Istituto di Ricerche Farmacologiche Mario Negri, Via La Masa 19, 20156 Milano, Italy.
Chem Biol Drug Des. 2011 May;77(5):343-60. doi: 10.1111/j.1747-0285.2011.01109.x. Epub 2011 Mar 25.
The simplified molecular input-line entry system (SMILES) and IUPAC International Chemical Identifier (InChI) were examined as representations of the molecular structure for quantitative structure-activity relationships (QSAR), which can be used to predict the inhibitory activity of styrylquinoline derivatives against the human immunodeficiency virus type 1 (HIV-1). Optimal SMILES-based descriptors give a best model with n = 26, r(2) = 0.6330, q(2) = 0.5812, s = 0.502, F = 41 for the training set and n = 10, r(2) = 0.7493, r(pred)(2) = 0.6235, R(m)(2) = 0.537, s = 0.541, F = 24 for the validation set. Optimal InChI-based descriptors give a best model with n = 26, r(2) = 0.8673, q(2) = 0.8456, s = 0.302, F = 157 for the training set and n = 10, r(2) = 0.8562, r(pred)(2) = 0.7715, R(m)(2) = 0.819, s = 0.329, F = 48 for the validation set. Thus, the InChI-based model is preferable. The described SMILES-based and InChI-based approaches have been checked with five random splits into the training and test sets.

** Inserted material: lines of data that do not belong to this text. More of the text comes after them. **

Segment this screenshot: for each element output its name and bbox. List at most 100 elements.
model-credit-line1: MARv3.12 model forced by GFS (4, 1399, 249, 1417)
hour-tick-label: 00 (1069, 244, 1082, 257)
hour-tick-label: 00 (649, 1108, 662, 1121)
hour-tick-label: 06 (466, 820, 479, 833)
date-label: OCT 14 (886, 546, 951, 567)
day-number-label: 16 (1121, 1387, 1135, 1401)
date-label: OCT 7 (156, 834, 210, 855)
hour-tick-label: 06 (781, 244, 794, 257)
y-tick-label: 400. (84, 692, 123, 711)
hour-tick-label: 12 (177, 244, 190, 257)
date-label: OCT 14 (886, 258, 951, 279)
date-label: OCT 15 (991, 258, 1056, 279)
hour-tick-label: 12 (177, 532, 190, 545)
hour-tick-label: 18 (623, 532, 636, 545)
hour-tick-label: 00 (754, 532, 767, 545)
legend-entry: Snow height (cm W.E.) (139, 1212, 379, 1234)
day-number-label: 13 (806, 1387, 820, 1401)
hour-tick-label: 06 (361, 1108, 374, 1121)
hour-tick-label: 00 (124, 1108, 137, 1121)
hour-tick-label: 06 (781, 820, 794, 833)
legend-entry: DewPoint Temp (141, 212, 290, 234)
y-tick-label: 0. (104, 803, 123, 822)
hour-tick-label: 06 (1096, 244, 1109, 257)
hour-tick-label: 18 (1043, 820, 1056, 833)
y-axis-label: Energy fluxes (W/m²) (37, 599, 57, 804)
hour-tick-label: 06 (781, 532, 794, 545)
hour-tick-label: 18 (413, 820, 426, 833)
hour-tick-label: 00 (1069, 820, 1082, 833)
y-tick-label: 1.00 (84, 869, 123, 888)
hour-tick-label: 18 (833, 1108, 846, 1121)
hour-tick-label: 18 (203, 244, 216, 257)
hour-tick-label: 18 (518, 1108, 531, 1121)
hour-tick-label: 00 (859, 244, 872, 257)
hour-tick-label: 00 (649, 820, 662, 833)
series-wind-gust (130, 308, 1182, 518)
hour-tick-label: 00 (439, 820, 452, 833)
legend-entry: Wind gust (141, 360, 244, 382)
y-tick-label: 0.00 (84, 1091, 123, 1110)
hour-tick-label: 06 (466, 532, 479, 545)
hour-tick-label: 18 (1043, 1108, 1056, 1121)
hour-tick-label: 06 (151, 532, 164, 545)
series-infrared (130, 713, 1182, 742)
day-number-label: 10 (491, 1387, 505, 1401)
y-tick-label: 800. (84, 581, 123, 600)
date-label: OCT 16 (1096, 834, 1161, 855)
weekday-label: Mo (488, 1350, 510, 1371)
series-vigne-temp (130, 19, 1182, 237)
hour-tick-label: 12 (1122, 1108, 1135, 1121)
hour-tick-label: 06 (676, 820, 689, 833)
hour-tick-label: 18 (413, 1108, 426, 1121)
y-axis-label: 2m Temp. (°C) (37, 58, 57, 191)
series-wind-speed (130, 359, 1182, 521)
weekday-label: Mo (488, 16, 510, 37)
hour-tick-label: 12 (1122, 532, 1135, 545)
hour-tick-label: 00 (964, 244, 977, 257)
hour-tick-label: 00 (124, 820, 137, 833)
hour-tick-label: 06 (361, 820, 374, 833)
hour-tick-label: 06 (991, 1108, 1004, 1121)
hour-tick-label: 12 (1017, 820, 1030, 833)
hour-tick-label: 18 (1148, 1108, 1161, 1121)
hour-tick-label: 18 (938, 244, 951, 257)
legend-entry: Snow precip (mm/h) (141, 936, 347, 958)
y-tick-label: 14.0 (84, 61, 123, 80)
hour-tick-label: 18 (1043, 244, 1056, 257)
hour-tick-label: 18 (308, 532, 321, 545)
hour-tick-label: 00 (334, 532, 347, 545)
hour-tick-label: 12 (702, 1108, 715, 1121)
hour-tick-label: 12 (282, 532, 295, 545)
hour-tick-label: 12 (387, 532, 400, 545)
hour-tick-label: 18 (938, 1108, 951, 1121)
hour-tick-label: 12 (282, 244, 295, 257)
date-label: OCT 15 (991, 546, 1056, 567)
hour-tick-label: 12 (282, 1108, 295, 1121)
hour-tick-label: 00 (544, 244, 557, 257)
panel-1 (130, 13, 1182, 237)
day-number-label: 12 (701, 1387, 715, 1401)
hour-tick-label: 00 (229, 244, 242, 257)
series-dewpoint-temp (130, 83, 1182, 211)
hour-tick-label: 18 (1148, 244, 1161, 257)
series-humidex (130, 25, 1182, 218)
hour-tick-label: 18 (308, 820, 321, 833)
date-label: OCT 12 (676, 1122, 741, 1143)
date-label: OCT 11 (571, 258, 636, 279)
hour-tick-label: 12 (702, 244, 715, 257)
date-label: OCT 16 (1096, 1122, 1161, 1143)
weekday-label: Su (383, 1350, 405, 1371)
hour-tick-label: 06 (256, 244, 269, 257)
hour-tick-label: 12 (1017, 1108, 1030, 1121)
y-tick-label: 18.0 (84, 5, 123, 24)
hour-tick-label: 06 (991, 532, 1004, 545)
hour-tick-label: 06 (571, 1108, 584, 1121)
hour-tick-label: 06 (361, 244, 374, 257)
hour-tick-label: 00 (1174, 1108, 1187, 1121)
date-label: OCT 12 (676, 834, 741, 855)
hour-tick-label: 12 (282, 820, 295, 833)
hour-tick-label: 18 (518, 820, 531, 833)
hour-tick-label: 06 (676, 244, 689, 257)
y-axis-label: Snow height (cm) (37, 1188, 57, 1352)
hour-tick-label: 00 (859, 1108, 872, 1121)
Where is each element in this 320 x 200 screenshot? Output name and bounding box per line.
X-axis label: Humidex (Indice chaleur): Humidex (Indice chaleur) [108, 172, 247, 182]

简化分子线性输入规范(SMILES)和国际化学标识符(InChI)被检查作为定量构效关系(QSAR)的分子结构表示,可用于预测苯乙烯喹啉衍生物对人类免疫缺陷病毒 1(HIV-1)的抑制活性。最佳基于 SMILES 的描述符给出了一个最佳模型,n = 26,r(2) = 0.6330,q(2) = 0.5812,s = 0.502,F = 41,用于训练集和 n = 10,r(2) = 0.7493,r(pred)(2) = 0.6235,R(m)(2) = 0.537,s = 0.541,F = 24,用于验证集。最佳基于 InChI 的描述符给出了一个最佳模型,n = 26,r(2) = 0.8673,q(2) = 0.8456,s = 0.302,F = 157,用于训练集和 n = 10,r(2) = 0.8562,r(pred)(2) = 0.7715,R(m)(2) = 0.819,s = 0.329,F = 48,用于验证集。因此,基于 InChI 的模型是优选的。已经使用五个随机拆分训练集和测试集检查了基于 SMILES 和 InChI 的方法。